While our original tasting group has perfected the art of hosting whisky tasting sessions, my new group of fabulous women are mostly new to hosting structured tasting sessions.
So with our whisky ladies in mind, I put together a ‘how to’ for hosting with flair and panache!
- Capacity – Start with how many people can comfortable sit around a circle to discuss, debate, swish, swill, swallow and kibbitz together… if you have too many split around the room, that’s more of a party than tasting. Yet too few and you miss out on the fun of different impressions and reactions.
- Diversity – The best whisky tasting group has a range of palates and perspectives. How boring would it be to all pontificate in unison?

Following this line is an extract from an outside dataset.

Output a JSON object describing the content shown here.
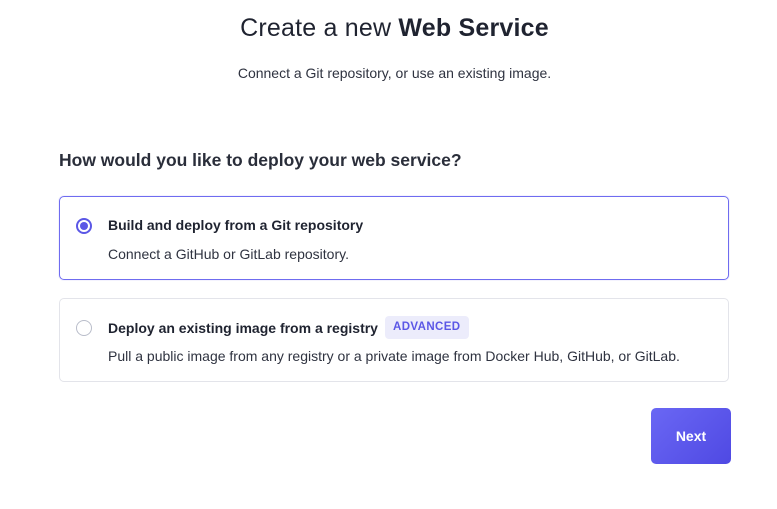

- Scents – If you have novice whisky samplers coming, it is advisable to let them know any strong perfumes are a ‘no no’ as it interferes with the whisky aromas. Ditto for you as a host – including those gorgeous flowers or spicy cooking smells.

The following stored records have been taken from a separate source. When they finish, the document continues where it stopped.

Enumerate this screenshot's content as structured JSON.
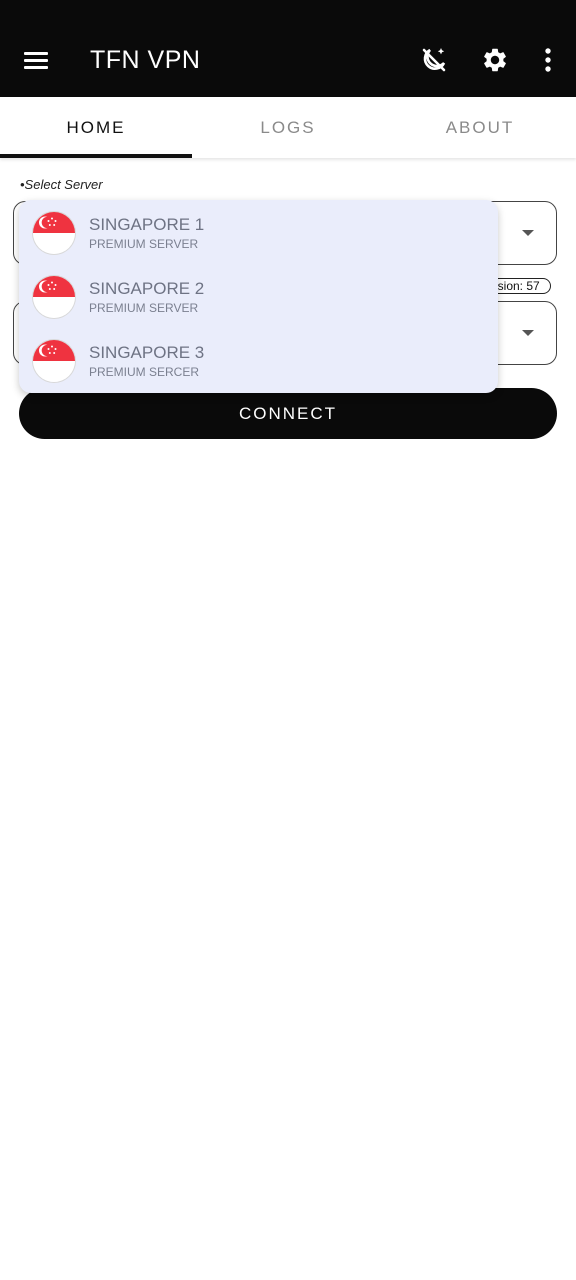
{
  "appbar": {
    "title": "TFN VPN",
    "menu_icon": "hamburger-menu-icon",
    "actions": [
      "night-mode-icon",
      "gear-icon",
      "more-vert-icon"
    ],
    "bg": "#0a0a0a"
  },
  "tabs": [
    {
      "label": "HOME",
      "active": true
    },
    {
      "label": "LOGS",
      "active": false
    },
    {
      "label": "ABOUT",
      "active": false
    }
  ],
  "select_label": "•Select Server",
  "version_text": "version: 57",
  "connect_label": "CONNECT",
  "dropdown": {
    "bg": "#eaedfb",
    "options": [
      {
        "title": "SINGAPORE 1",
        "subtitle": "PREMIUM SERVER",
        "flag": "singapore-flag-icon"
      },
      {
        "title": "SINGAPORE 2",
        "subtitle": "PREMIUM SERVER",
        "flag": "singapore-flag-icon"
      },
      {
        "title": "SINGAPORE 3",
        "subtitle": "PREMIUM SERCER",
        "flag": "singapore-flag-icon"
      }
    ]
  },
  "colors": {
    "flag_red": "#ef3340",
    "flag_white": "#ffffff",
    "accent": "#111111"
  }
}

Contributions – Decide how the whiskies will be selected and in which order. Personally, I prefer no more than 3 samples per evening. I also prefer to have a theme behind the sampling journey.
- Glasses – I have a distinct preference for either Glencairn or tulip glasses. We’ve tried other options and they just don’t work as well. If possible, it is ideal to have one glass per whisky per person. If not, then just rinse between whiskies.
- Presentation – Do you wish to taste blind, then reveal the whisky? Display each whisky openly, sharing stories as you sample? Either works!
- Palate cleansers – During the tasting, should only have cucumber or bread sticks / crackers with minimal salt and no other flavours to influence. Best are simple oat cakes, but not everyone goes to the effort of making or finds them easy to acquire.
- Water – Everyone should have their own water glass to liberally consume – particularly between whiskies. There should also be water jars to refill, rinse glasses, etc. Plus it is ideal to have a couple pipettes or droppers to control adding just 2-3 drops of water to a whisky.
- Spittoon – Whether you follow the ‘spit the 1st sip‘ adage or not, it is still good to have a bowl to dump excess whisky and water from rinsing glasses, etc.
- Food – The best approach is guests come after having already lined their tummy before tasting – a soup with bread is a great base. However if that isn’t possible, it is good to greet with something light, no strong flavours, just to coat the belly and get the taste buds revved up for the whisky goodies to come! Post tasting, if not dispersing immediately, feel free to get creative, playing around with foods you think will pair well with whiskies! Just refer back to #3 on scents – ideal is to time your food order to arrive when you expect to finish tasting.
Anyone else have simple tips for organising a whisky tasting evening?